Stéphanie di Giusto, la réalisatrice, s’est inspirée de Clémentine Delait, une femme à barbe qui a défrayé la chronique à la fin du XIXe siècle. « Je savais qu’elle avait refusé de devenir un banal phénomène de foire et qu’elle avait, au contraire, voulu être dans la vie, avoir une vie de femme », explique-t-elle. Sans vouloir faire un biopic, elle s’est également inspirée d’autres femmes atteintes du même trouble et qui se retrouvaient exhibées comme des monstres de foire. Elle se met alors à rêver de la vie d’une de ces femmes, de creuser son drame intérieur et celui, aussi, de l’homme qui partagerait sa vie. Abel joue en effet un rôle capital pour la réalisatrice : « Rien n’aurait été possible sans le miracle de la présence de Benoît Magimel. C’est à travers le regard d’Abel que l’on capte l’émotion de Rosalie. Seul Benoît me semblait capable de cette incarnation à la fois sensible et animale, intérieure et physique. Il est dans l’émotion pure en permanence. »
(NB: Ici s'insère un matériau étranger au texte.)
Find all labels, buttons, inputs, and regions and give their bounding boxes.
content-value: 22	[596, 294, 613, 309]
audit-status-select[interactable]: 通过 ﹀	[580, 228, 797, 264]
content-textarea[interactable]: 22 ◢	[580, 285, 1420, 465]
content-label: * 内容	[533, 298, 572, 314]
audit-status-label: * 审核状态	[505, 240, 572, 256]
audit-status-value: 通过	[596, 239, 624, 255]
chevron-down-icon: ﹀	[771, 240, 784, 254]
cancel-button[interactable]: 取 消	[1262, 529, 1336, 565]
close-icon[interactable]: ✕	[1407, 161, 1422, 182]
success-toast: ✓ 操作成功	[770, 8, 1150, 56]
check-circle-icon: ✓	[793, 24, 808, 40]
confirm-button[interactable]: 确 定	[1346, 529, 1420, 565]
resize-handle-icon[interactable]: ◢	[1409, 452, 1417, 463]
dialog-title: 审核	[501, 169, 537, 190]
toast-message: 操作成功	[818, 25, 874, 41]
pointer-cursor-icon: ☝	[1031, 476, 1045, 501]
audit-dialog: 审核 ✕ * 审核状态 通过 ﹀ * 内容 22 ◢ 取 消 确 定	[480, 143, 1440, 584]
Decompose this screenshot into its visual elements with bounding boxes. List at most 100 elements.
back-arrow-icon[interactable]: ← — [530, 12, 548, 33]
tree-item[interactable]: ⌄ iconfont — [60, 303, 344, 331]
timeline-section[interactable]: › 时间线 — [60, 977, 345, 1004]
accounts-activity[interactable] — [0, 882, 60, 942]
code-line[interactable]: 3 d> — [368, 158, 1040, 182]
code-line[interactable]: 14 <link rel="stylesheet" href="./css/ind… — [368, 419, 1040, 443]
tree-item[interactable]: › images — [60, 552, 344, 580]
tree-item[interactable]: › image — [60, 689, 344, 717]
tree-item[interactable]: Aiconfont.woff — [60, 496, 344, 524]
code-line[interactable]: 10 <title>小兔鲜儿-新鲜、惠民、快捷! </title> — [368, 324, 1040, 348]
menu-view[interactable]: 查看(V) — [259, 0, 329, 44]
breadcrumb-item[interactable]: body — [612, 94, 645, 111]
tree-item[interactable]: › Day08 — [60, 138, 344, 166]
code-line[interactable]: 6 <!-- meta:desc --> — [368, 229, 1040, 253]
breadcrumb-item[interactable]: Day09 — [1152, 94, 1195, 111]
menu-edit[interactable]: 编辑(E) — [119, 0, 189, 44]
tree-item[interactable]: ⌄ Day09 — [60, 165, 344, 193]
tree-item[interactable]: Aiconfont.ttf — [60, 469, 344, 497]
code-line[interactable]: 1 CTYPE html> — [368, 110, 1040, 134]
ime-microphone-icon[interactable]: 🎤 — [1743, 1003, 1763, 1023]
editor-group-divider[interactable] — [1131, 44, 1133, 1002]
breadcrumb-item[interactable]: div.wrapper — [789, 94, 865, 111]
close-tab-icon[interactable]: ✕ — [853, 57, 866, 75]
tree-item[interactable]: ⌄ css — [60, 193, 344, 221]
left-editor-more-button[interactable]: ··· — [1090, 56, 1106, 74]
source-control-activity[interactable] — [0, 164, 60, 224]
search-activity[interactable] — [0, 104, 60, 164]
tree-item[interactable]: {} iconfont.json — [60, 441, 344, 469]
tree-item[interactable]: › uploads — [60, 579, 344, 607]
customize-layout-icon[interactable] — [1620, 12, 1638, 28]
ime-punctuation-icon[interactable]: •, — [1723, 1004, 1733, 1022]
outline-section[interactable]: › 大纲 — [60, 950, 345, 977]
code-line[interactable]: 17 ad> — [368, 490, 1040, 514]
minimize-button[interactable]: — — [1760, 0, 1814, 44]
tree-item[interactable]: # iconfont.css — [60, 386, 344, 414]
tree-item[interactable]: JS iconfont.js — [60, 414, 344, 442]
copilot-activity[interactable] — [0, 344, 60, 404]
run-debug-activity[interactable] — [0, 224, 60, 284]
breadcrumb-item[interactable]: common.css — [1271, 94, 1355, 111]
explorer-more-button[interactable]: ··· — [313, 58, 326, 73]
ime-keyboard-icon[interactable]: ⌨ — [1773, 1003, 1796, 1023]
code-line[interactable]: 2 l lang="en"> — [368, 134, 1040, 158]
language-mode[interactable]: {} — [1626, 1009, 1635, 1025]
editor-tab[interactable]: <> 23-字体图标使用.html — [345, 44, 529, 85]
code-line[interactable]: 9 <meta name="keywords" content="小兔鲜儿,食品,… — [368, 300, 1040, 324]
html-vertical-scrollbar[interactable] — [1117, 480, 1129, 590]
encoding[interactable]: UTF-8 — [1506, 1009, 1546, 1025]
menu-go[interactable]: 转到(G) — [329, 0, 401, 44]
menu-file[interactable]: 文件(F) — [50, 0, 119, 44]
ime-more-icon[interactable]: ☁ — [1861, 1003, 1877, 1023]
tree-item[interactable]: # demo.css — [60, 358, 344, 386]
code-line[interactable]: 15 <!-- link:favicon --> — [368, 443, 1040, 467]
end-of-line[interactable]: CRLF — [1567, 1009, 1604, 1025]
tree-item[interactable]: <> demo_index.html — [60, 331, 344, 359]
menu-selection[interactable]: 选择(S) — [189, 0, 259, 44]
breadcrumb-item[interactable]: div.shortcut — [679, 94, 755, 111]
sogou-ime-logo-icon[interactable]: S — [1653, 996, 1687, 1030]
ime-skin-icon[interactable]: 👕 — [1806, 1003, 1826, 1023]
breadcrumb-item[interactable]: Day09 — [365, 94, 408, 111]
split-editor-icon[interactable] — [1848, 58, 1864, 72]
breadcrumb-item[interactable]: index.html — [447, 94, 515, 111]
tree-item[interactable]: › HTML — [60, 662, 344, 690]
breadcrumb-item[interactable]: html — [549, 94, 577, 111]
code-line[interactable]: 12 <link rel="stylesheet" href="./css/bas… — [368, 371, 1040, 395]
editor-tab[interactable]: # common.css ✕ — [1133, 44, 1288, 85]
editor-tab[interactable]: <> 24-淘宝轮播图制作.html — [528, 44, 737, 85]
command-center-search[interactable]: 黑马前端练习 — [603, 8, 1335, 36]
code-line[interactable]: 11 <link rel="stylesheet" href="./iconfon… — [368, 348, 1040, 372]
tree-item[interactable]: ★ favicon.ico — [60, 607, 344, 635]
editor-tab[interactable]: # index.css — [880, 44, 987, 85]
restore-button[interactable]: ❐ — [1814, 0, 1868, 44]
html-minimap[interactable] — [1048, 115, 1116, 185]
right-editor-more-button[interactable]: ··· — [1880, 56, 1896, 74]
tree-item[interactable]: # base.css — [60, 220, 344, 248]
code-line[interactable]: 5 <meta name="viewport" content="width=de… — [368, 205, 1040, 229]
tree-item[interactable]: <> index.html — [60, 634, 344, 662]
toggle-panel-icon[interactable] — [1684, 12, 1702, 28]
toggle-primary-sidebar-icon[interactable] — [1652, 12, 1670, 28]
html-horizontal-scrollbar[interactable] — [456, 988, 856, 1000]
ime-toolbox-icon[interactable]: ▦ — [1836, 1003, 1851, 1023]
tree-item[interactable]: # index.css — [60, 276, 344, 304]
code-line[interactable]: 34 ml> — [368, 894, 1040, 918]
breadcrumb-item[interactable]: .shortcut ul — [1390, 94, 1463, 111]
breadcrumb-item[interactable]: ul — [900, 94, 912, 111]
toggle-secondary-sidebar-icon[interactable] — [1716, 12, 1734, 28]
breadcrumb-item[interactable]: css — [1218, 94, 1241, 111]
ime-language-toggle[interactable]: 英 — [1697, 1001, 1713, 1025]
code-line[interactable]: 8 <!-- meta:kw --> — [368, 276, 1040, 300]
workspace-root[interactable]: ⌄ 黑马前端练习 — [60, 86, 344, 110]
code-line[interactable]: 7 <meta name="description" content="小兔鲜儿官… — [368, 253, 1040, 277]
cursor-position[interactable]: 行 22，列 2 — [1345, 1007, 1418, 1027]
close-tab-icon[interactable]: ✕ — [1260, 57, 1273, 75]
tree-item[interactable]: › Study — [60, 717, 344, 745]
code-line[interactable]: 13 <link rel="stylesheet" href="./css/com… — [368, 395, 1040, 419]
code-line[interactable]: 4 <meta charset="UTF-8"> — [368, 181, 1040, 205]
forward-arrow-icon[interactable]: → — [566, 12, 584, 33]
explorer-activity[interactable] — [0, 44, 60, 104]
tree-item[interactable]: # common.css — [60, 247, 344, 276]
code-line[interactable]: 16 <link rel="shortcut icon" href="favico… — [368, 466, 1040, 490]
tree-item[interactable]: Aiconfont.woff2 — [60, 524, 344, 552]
Abel doit apprivoiser Rosalie parce qu’elle veut vivre sa vie de femme, sans continuer à se cacher. Au détour d’un pari avec Jean, un des clients du café, elle se laisse pousser la barbe et devient l’attraction de tout le village. L’endroit ne désemplit pas. Et comme elle se montre gentille et aimable avec chacune et chacun, le commerce refleurit et la joie revient dans cette morne vallée. Nadia Tereszkiewicz incarne ce personnage solaire qui déborde de vie. « Dans son rôle de catalyseur, Rosalie révèle à eux-mêmes tous ceux qui l’entourent. Son cheval de bataille, c’est la chance de vivre, envers et contre tous. » Alors qu’on lui intime de se cacher, elle assume sa différence et revendique une rage d’aimer. Et elle qui est si coquette, féminine et délicate, elle parvient à faire oublier sa monstrueuse anomalie. On se met à l’aimer et à lui trouver du charme. « Il s’agissait de filmer la peau, oser les poils, faire ressentir la sensualité des corps, là où on ne s’y attend pas, pour en faire surgir quelque chose de troublant, de vibrant et de beau, sortir des codes habituels de ce que l’on peut voir sur les écrans, des corps lisses devenus presque surréalistes. Je voulais que la caméra ait un contact de peau avec mon histoire. »

LIBRE ET DANGEREUSE

Mais ce corps étrange et désirable est loin de faire l’unanimité dans le village. Des forces de résistance, soutenues par le prêtre, se font de plus en plus entendre. On fait courir des rumeurs au sujet de Rosalie, le café est décrit comme un lieu de débauche et elle est vue comme une malédiction. Marcelin, le patron de l’usine joué par un Benjamin Biolay glaçant de froideur, dans sa vision très paternaliste de la société, se montre particulièrement cruel et injuste. « La liberté́ de Rosalie fera aussi son malheur. La liberté́ est toujours une menace pour ceux qui se l’interdisent. Au nom de la religion, de la morale, de la société́, de l’ordre bien sûr, de la guerre à venir inévitable. » 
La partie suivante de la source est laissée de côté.